Displaying all 10 episodes
This episode we speak with Kelsey Hightower. Kelsey is a Principal Developer Advocate at Google. Topics include: Promise Theory, is Kubernetes hard, running databases on Kubernetes, the meat cloud, empathy sessions, how Kubernetes has helped standardize Ops practices, learning from failure at scale at Google, and the importance of the Inclusion part of D&I.
This episode we speak with Kolton Andrus, the CEO and co-founder of Gremlin. Topics include: The role of a Call Leader in incidents, using Chaos Engineering as runtime validation, FIT and application level fault injection, Jesse Robbins and early experiments at Amazon, oncall training, Lineage Driven Fault Injection (LDFI), the value of looking at real traffic instead of synthetic transactions, and the challenges people face when starting to do Chaos Engineering.
This episode we speak with Haley Tucker. Haley is a Senior Software Engineer on the Resilience Engineering team at Netflix. Topics include: Running Chaos Engineering experiments as A/B tests, testing dependencies, fallbacks, testing in production, and why Chaos Monkey is less interesting at Netflix now.
This episode we speak with Matthew Simons. Matthew is a Senior Product Development Manager at Workiva and he leads the Quality Assessment team there. Topics include: Supporting and encouraging reliability at Workiva, why Workiva moved from App Engine to EKS, how to tighten the customer feedback loop, how Chaos Engineering can help folks who are oncall, and fatal optimism and the asteroid that may hit the Earth in the year 2181 (it’s real y’all).
This episode we speak with Subbu Allamaraju. Subbu is a Senior Technologist at the Expedia Group. Topics include: Learning from incidents, changing culture, Why Complex Systems Fail, drifting into failure, forming a hypothesis, showing value from your reliability work, and the importance of understanding how your business makes money.
This episode we speak with Adrian Hornsby, a Senior Tech Evangelist at Amazon Web Services. Topics include: Curiosity and breaking things, the cost of downtime, Jesse Robbins and early failure injection at Amazon, making the case to management for Chaos Engineering, forming a hypothesis, and random experiments vs Game Days.

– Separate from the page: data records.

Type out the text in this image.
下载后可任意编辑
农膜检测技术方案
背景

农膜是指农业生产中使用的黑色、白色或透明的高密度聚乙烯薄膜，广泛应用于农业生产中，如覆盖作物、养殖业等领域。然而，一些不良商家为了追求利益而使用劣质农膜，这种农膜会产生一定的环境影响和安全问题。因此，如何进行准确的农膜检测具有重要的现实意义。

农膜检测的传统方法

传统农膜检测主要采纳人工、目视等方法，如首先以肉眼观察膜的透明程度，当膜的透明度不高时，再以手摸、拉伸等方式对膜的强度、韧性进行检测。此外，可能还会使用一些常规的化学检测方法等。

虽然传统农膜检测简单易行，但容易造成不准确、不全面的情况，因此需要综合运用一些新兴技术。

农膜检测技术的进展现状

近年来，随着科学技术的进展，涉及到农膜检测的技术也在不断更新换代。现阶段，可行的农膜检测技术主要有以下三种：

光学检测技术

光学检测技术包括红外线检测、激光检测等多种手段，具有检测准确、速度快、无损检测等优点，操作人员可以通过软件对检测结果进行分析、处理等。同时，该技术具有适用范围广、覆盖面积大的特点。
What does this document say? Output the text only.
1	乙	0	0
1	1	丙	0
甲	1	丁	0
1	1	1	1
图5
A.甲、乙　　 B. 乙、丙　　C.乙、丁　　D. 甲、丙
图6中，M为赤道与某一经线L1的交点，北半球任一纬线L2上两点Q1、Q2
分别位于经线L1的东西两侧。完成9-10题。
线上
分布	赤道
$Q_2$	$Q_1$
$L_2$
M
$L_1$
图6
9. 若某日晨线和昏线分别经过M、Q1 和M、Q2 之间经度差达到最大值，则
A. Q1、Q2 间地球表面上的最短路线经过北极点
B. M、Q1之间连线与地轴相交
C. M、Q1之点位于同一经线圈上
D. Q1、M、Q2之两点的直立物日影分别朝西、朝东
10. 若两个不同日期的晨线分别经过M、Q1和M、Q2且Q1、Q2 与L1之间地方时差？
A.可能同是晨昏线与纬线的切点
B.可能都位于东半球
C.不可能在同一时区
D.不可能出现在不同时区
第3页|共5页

In this episode we speak with Caroline Dickey, a Site Reliability Engineer at Mailchimp. Topics include: Having customer empathy, rolling out a Chaos Engineering program, and some of the Game Days that the Mailchimp team has conducted, including experiments on Kubernetes and etcd.
This episode we speak with Paul Osman, who leads the Site Reliability Engineering team at Under Armour. Topics include: Paul’s beginnings in Chaos Engineering at 500 Pixels, Reliability Engineering at Pager Duty, bootstrapping the Chaos Engineering program at Under Armour, patterns for reliable distributed systems, and tips for spinning up a Chaos Engineering program.
This episode we speak with Michael Kehoe, a Staff Site Reliability Engineer at LinkedIn. Topics include: Site Reliability Engineering, building satellites at NASA, LinkedIn’s Chaos Engineering project called Waterbear, using Chaos Engineering to test autoscaling, running Chaos Engineering experiments as regression tests in a release pipeline, and tips for starting a Chaos Engineering practice at your company.
Welcome to our first episode of Break Things On Purpose, a podcast about Chaos Engineering. Our guests are Tammy Butow, Principal SRE at Gremlin, and Ana Medina, a Chaos Engineer at Gremlin. Topics include: What is Chaos Engineering? Planning an experiment and Blast Radius. Using Chaos Engineering to improve monitoring and onboarding. Game Days and sharing knowledge. Using Chaos Engineering to learn about your systems. Driving adoption of Chaos Engineering in your company.